Да, моя любимая различила ее, эту стремительную искорку, что приближалась к нам, растя, увеличиваясь на глазах, пока не зависла с ровным гулом над полем битвы.

— Посадочный модуль! — прошептала Норма с восторгом. — Но я же его не вызывала… Я бы просто не успела!

— Я знаю, кто его вызвал, — дон Сальваторе, — подключился Наймарк. — Он крутил в руках медальон; включил случайно, и твои могли услышать весь его разговор с нами… Спасибо дону — посмертно!

Модуль прошелся низко над валунами, посвечивая изредка прожектором; когда в его свете оказались мы, Норма изо всех сил замахала руками. Модуль мигнул — принято.

Стрельба к этому моменту совершенно прекратилась, даже безумцы-арабы из холла замолчали (а может, у них просто закончились патроны). Все просто ошалели при виде такого. И тут какой-то недоумок-десантник решил на свой страх и риск выпустить ракетку из гранатомета в днище вражеского аппарата. Раздался взрыв, модуль содрогнулся — но и только.

В следующий миг вся равнина перед клиникой превратилась в ад.

Я так и не смог понять, что же, собственно, делал модуль, чем он крошил в пыль валуны, вздыбливал огромные глыбы льда, обращал в пар снеговые поля, — вокруг царили сплошной грохот и шипение кипящей воды, дополняемые время от времени ярчайшими зеленоватыми сполохами. Подавление ударной группы майора Португала длилось едва ли дольше пятнадцати секунд. После этого модуль приземлился рядом с нами, вытопив в снегу идеально круглую лужу…

И Норма пригласила нас внутрь.
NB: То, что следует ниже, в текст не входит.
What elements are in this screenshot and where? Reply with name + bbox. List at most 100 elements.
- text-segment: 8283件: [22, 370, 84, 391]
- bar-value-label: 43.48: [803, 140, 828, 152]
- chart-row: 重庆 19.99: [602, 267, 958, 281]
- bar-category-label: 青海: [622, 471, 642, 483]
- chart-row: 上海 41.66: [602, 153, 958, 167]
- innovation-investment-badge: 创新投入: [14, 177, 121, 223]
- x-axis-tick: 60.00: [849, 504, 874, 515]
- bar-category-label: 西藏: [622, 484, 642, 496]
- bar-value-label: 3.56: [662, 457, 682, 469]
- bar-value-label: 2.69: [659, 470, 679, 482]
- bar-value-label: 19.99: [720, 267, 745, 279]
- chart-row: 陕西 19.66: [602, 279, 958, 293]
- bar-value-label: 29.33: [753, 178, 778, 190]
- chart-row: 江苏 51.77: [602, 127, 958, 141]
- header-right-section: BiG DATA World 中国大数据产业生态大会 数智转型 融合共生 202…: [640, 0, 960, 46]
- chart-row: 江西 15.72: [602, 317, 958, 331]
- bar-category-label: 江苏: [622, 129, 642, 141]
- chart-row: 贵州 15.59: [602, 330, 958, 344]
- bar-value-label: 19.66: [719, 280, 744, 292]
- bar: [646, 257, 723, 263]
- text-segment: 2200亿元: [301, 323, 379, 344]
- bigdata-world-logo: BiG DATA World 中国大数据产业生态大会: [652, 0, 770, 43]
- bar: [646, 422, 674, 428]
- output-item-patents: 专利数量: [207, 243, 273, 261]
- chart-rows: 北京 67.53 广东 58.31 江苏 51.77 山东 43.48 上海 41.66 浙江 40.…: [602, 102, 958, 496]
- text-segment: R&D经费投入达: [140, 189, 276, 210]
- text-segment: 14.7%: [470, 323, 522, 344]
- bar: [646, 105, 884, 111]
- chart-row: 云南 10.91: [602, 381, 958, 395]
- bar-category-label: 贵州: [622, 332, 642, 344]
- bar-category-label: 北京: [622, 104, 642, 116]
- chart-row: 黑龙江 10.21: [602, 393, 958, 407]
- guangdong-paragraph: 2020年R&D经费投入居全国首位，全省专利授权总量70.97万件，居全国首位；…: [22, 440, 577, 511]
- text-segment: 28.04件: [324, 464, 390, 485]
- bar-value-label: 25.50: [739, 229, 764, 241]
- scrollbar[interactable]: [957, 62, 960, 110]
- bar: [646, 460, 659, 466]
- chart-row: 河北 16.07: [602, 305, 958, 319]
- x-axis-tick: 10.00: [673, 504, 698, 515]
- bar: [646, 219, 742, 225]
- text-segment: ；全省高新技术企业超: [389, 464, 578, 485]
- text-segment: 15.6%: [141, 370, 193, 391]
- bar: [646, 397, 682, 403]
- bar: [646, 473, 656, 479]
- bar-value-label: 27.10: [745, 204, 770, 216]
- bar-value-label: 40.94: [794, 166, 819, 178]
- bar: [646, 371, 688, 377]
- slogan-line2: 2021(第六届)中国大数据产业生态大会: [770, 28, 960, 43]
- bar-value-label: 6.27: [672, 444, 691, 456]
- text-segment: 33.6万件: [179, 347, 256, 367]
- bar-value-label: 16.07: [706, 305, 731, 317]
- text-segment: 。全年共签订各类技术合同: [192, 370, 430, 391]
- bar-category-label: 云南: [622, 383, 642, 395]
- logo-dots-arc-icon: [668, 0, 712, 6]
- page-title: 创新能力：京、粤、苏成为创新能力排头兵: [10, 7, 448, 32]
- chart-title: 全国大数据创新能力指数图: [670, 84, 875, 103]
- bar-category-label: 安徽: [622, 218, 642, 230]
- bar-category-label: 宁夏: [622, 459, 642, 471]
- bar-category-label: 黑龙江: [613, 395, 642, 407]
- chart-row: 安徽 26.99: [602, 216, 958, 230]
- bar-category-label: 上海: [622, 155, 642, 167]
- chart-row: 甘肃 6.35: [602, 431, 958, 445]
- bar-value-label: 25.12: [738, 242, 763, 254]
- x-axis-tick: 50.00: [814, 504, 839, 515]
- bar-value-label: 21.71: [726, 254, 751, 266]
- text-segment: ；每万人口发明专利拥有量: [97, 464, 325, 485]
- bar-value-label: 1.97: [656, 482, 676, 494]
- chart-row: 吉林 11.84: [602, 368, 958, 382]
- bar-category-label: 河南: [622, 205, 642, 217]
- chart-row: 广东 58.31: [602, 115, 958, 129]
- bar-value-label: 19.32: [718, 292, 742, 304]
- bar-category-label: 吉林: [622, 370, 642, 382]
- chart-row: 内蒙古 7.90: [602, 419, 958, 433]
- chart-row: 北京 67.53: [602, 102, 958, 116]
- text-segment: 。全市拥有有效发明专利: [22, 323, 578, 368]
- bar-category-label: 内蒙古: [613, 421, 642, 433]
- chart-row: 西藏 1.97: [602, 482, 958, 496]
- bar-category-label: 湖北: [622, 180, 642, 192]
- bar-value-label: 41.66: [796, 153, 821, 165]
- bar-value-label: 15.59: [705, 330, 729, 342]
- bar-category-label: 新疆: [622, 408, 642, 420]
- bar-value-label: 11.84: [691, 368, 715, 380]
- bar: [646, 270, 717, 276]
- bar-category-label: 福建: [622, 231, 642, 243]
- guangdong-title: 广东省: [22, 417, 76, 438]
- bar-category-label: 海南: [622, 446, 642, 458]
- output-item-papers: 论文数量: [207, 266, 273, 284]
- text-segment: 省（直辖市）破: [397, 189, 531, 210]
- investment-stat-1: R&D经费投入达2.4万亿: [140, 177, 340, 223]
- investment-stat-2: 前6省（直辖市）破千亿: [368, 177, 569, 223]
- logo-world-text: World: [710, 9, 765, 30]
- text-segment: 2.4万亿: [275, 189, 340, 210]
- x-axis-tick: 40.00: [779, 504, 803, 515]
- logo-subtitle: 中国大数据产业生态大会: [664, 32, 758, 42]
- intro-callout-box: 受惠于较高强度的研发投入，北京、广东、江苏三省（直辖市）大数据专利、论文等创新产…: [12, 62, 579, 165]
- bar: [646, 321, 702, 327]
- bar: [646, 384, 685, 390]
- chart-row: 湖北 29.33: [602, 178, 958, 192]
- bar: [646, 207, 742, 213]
Мы вошли в эту стройную боевую машину под сдержанные приветствия экипажа (с Нормой здоровались куда сердечнее) и кое-как разместились в рубке стрелка-оператора, которую сам он, отстрелявшись, оставил. Модуль дрогнул и, неслышно, но мощно набирая скорость, взмыл над площадкой, прошелся еще над разгромленной, дымящейся снеговой равниной и с нарастающим свистом рванул вверх. Я все смотрел в маленький иллюминатор на уходящую, утопающую во мгле громаду ледника, где столько пережито, столько выстрадано, столько найдено, — когда Норма мягким движением повернула мою голову вправо.

Над нами в немыслимой высоте, затмевая близкие звезды, словно бы распяленная в пространстве, сияла как никогда ярко чистейшим серебряным блеском снежинка Галакси. И мы устремились туда.